In traditional Tao, Yin and Yang theory plays an important role. Culturally people who believe in Tao would like to consider everything in their lives as a combination of Yin Chi and Yang Chi. I personally agree with this theory a lot. I think every object in the world must contain both “Chi”s, and the only difference is the amount of Yin Chi and Yang Chi. For example, in old China, people believed that the sun had much Yang Chi because it was hot, bright and energetic. And its Yin Chi was really weak. Oppositely, the moon had way much Yin Chi and less Yang Chi because it was cold and dark. I believe that for every object that has certain amount of either Chi, there must exist another object corresponding to it in the universe, such as man and woman, day and night, love and hate, water and fire.etc. Yin-Yang theory has helped me to shape my points of view of this world. It teaches me to have inner peace while facing obstacles or challenges. It persuades me to calm myself down no matter what happens so that I can hold enough reasons to examine different situations, which means, in brief, I should consider everything from different perspectives, instead of being too extreme, just like Yin and Yang. A very common example would be: supposing if my friend is depressed one day because he fails in his quiz, then I would tell him that failure isn’t only negative. The failure on this quiz would remind him his defects in the subject, and he can study it early enough so that he will not make the same mistake again in the final.
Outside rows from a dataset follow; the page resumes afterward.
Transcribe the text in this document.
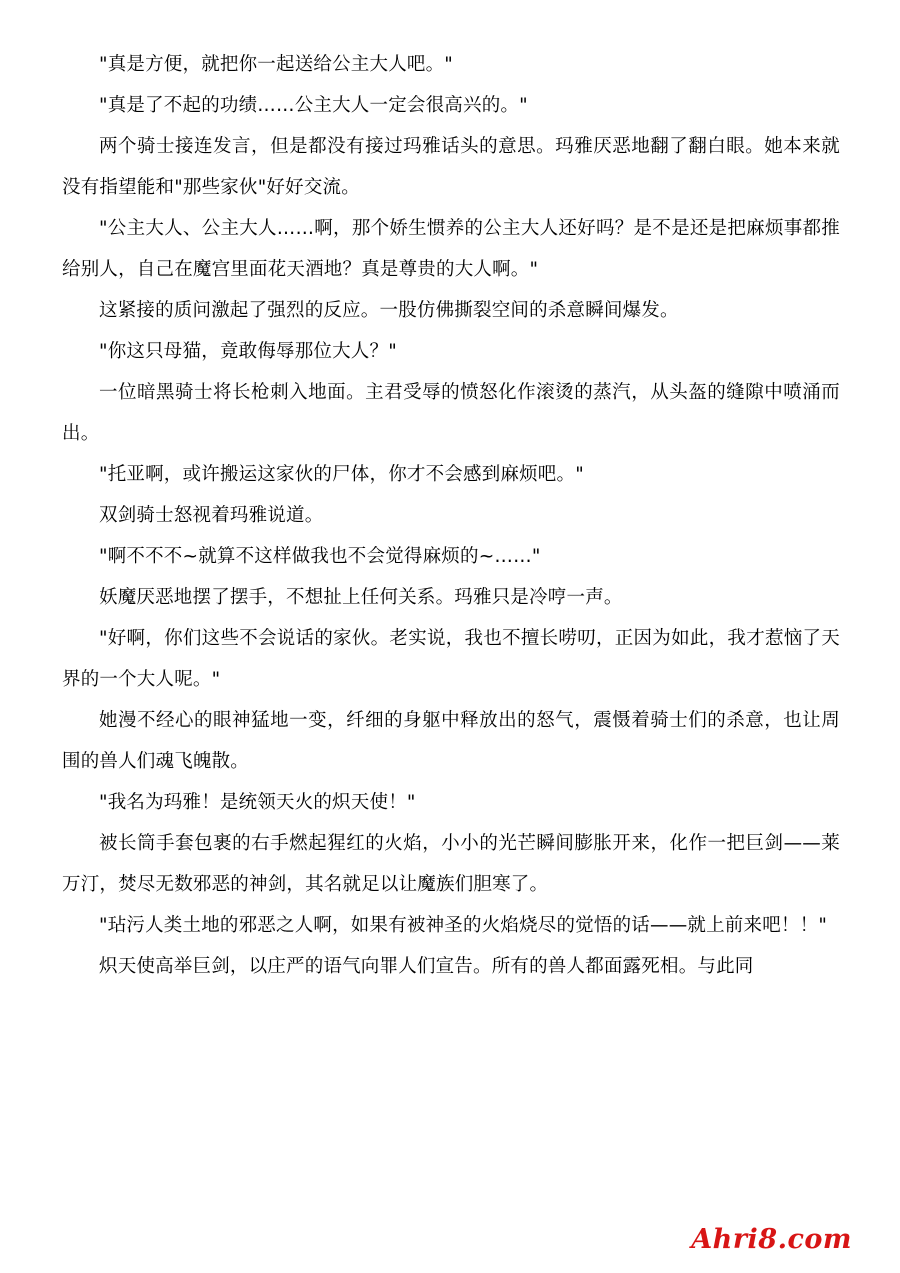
"真是方便，就把你一起送给公主大人吧。"

"真是了不起的功绩……公主大人一定会很高兴的。"

两个骑士接连发言，但是都没有接过玛雅话头的意思。玛雅厌恶地翻了翻白眼。她本来就没有指望能和"那些家伙"好好交流。

"公主大人、公主大人……啊，那个娇生惯养的公主大人还好吗？是不是还是把麻烦事都推给别人，自己在魔宫里面花天酒地？真是尊贵的大人啊。"

这紧接的质问激起了强烈的反应。一股仿佛撕裂空间的杀意瞬间爆发。

"你这只母猫，竟敢侮辱那位大人？"

一位暗黑骑士将长枪刺入地面。主君受辱的愤怒化作滚烫的蒸汽，从头盔的缝隙中喷涌而出。

"托亚啊，或许搬运这家伙的尸体，你才不会感到麻烦吧。"

双剑骑士怒视着玛雅说道。

"啊不不不~就算不这样做我也不会觉得麻烦的~……"

妖魔厌恶地摆了摆手，不想扯上任何关系。玛雅只是冷哼一声。

"好啊，你们这些不会说话的家伙。老实说，我也不擅长唠叨，正因为如此，我才惹恼了天界的一个大人呢。"

她漫不经心的眼神猛地一变，纤细的身躯中释放出的怒气，震慑着骑士们的杀意，也让周围的兽人们魂飞魄散。

"我名为玛雅！是统领天火的炽天使！"

被长筒手套包裹的右手燃起猩红的火焰，小小的光芒瞬间膨胀开来，化作一把巨剑——莱万汀，焚尽无数邪恶的神剑，其名就足以让魔族们胆寒了。

"玷污人类土地的邪恶之人啊，如果有被神圣的火焰烧尽的觉悟的话——就上前来吧！！"

炽天使高举巨剑，以庄严的语气向罪人们宣告。所有的兽人都面露死相。与此同

Ahri8.com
For me, Yin-Yang theory is an attitude to my life. It makes me to not think extremely because everything has YinChi and YangChi, which means nothing in this world is absolute positive or negative. And of course, I don’t say which Chi is positive and which is negative. It all depends on how you treat it, and as if you can see it as two parts but also a whole.
Cite: Laozi, and Stephen Mitchell. Tao Te Ching: A New English Version. New York: Harper & Row, 1988.